2. 2004 sayılı İcra ve İflas Kanunu’nun (2004 sayılı Kanun) 72 nci maddesi.
3. Değerlendirme
Dava, 120.000,00 TL bedelli bonodan dolayı borçlu olunmadığının tespiti istemine ilişkindir. Davacı, üzerine rakamlarla 20.000,00 TL yazılmış bonoyu imzalayıp teminat amaçlı verdiğini, diğer kısımların boş bırakıldığını, senette tahrifat yapılmak suretiyle 20.000,00 TL ibaresinin önüne 1 rakamının ilave edildiğini, yazıyla “yüzyirmibin” ibaresinin ve ödeme gününün senede sonradan yazıldığını ileri sürmüştür.
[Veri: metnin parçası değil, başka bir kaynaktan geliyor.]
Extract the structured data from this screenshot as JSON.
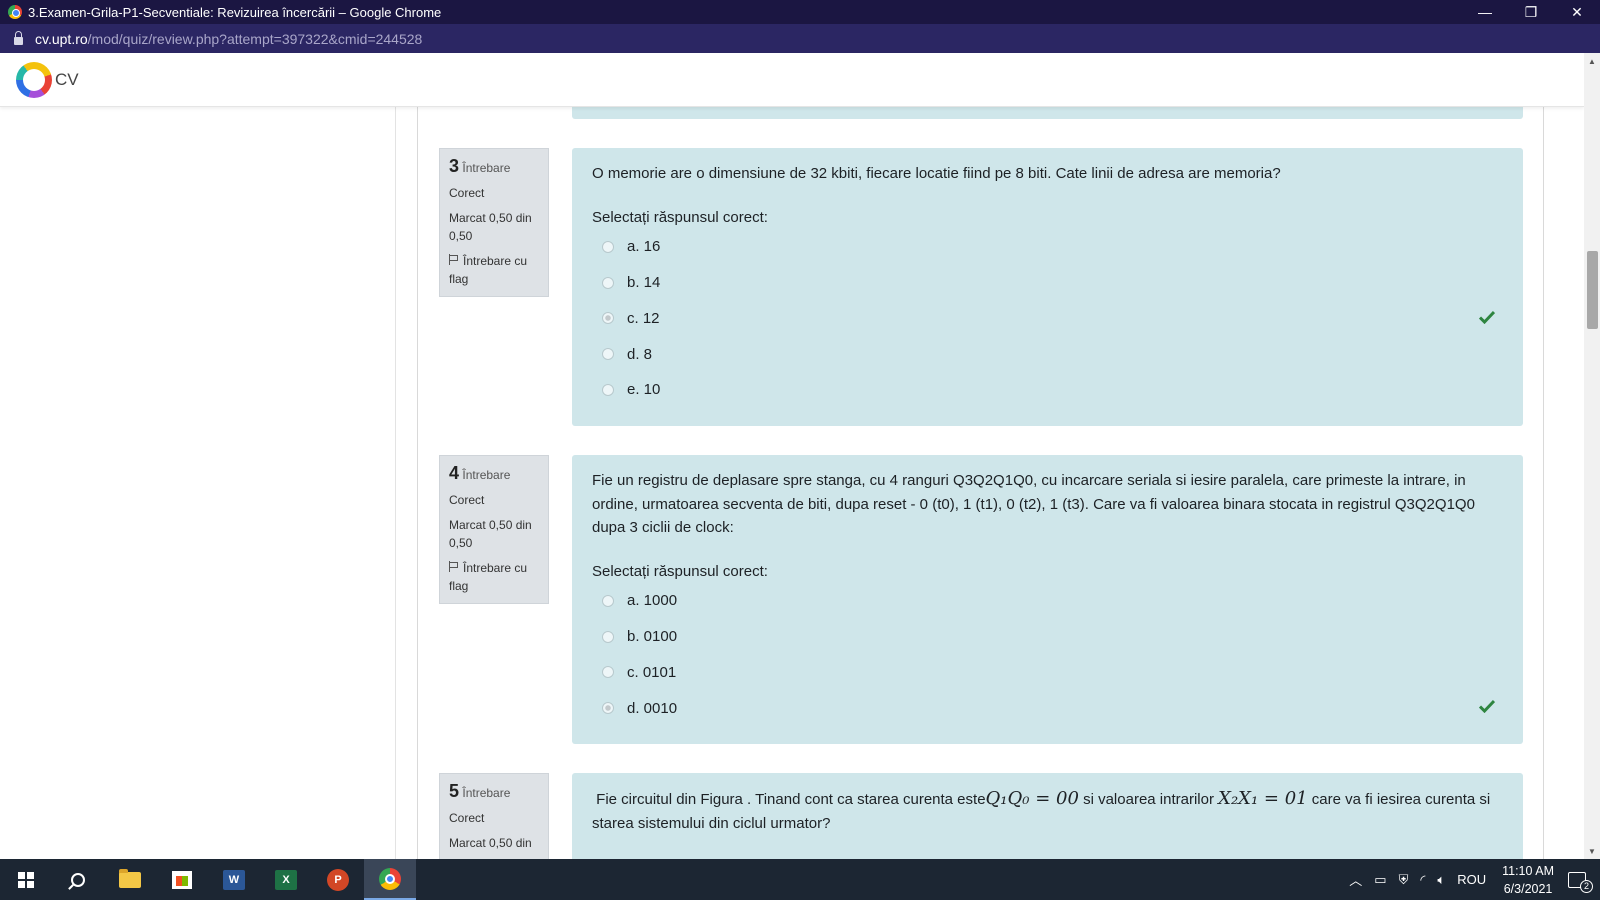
{
  "window": {
    "title": "3.Examen-Grila-P1-Secventiale: Revizuirea încercării – Google Chrome",
    "minimize_glyph": "—",
    "maximize_glyph": "❐",
    "close_glyph": "✕"
  },
  "address": {
    "domain": "cv.upt.ro",
    "path": "/mod/quiz/review.php?attempt=397322&cmid=244528"
  },
  "site": {
    "logo_text": "CV"
  },
  "colors": {
    "content_bg": "#cfe6ea",
    "info_bg": "#dee2e6",
    "check": "#2e8540",
    "titlebar": "#1b1642",
    "addressbar": "#2b2663"
  },
  "questions": [
    {
      "number": "3",
      "word": "Întrebare",
      "status": "Corect",
      "mark": "Marcat 0,50 din 0,50",
      "flag": "Întrebare cu flag",
      "text": "O memorie are o dimensiune de 32 kbiti, fiecare locatie fiind pe 8 biti. Cate linii de adresa are memoria?",
      "prompt": "Selectați răspunsul corect:",
      "answers": [
        {
          "label": "a. 16",
          "selected": false
        },
        {
          "label": "b. 14",
          "selected": false
        },
        {
          "label": "c. 12",
          "selected": true,
          "correct": true
        },
        {
          "label": "d. 8",
          "selected": false
        },
        {
          "label": "e. 10",
          "selected": false
        }
      ]
    },
    {
      "number": "4",
      "word": "Întrebare",
      "status": "Corect",
      "mark": "Marcat 0,50 din 0,50",
      "flag": "Întrebare cu flag",
      "text": "Fie un registru de deplasare spre stanga, cu 4 ranguri Q3Q2Q1Q0, cu incarcare seriala si iesire paralela, care primeste la intrare, in ordine, urmatoarea secventa de biti, dupa reset - 0 (t0), 1 (t1), 0 (t2), 1 (t3). Care va fi valoarea binara stocata in registrul Q3Q2Q1Q0 dupa 3 ciclii de clock:",
      "prompt": "Selectați răspunsul corect:",
      "answers": [
        {
          "label": "a. 1000",
          "selected": false
        },
        {
          "label": "b. 0100",
          "selected": false
        },
        {
          "label": "c. 0101",
          "selected": false
        },
        {
          "label": "d. 0010",
          "selected": true,
          "correct": true
        }
      ]
    },
    {
      "number": "5",
      "word": "Întrebare",
      "status": "Corect",
      "mark": "Marcat 0,50 din",
      "text_part1": "Fie circuitul din Figura . Tinand cont ca starea curenta este",
      "math1": "Q₁Q₀ = 00",
      "text_part2": " si valoarea intrarilor ",
      "math2": "X₂X₁ = 01",
      "text_part3": " care va fi iesirea curenta si starea sistemului din ciclul urmator?"
    }
  ],
  "taskbar": {
    "word_letter": "W",
    "excel_letter": "X",
    "ppt_letter": "P",
    "language": "ROU",
    "time": "11:10 AM",
    "date": "6/3/2021",
    "notification_count": "2"
  }
}
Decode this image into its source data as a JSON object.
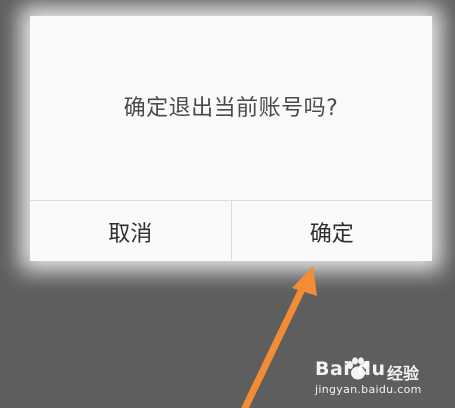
{
  "dialog": {
    "message": "确定退出当前账号吗?",
    "cancel_label": "取消",
    "confirm_label": "确定"
  },
  "annotation": {
    "arrow_color": "#f28c35"
  },
  "watermark": {
    "brand": "Bai du",
    "brand_cn": "经验",
    "url": "jingyan.baidu.com"
  }
}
Bu haliyle üzerinde 20.000,00 TL yazılı bonoyu imzalayıp verdiği davacının kabulünde olup teminat senedi olarak düzenlendiği iddiasının ispat külfeti de davacı üzerindedir. Mahkemenin teminat senedi iddiasının usulünce ispatlanamadığı yönündeki gerekçesi yerinde ise de 100.000,00 TL’nin sonradan eklendiği iddiasının sahtecilik kapsamında değerlendirilmesi ve bu iddianın aksinin senet aslı ibraz edilmek, ardından bilirkişi incelemesi yapılmak suretiyle açıklığa kavuşturulması gerekir. Bu sorumluluk ise lehtar/hamil konumunda olan davalı üzerindedir. Mahkemece, senedin üçüncü kişilerce kaybedilmesinin de sonucu etkilemeyeceği nazara alınarak bu ilkeler çerçevesinde bir karar verilmesi gerekirken sahtelik iddiasına konu 100.000,00 TL yönünden ispat yükünün tayininde hataya düşülerek yazılı şekilde karar verilmesi yerinde olmamış, kararın bozulması gerekmiştir.
VI. KARAR
Açıklanan sebeplerle;
1. Temyiz olunan, İlk Derece Mahkemesi kararına karşı istinaf başvurusunun esastan reddine ilişkin Bölge Adliye Mahkemesi kararının ORTADAN KALDIRILMASINA,
2. İlk Derece Mahkemesi kararının BOZULMASINA,
Takdir olunan 8.400,00 TL duruşma vekalet ücretinin davalıdan alınarak davacıya verilmesine,
Peşin alınan temyiz karar harcının istek hâlinde davacıya iadesine,
Dosyanın kararı veren İlk Derece Mahkemesine, bozma kararının bir örneğinin kararı veren Bölge Adliye Mahkemesine gönderilmesine,
07.06.2023 tarihinde oy birliğiyle karar verildi.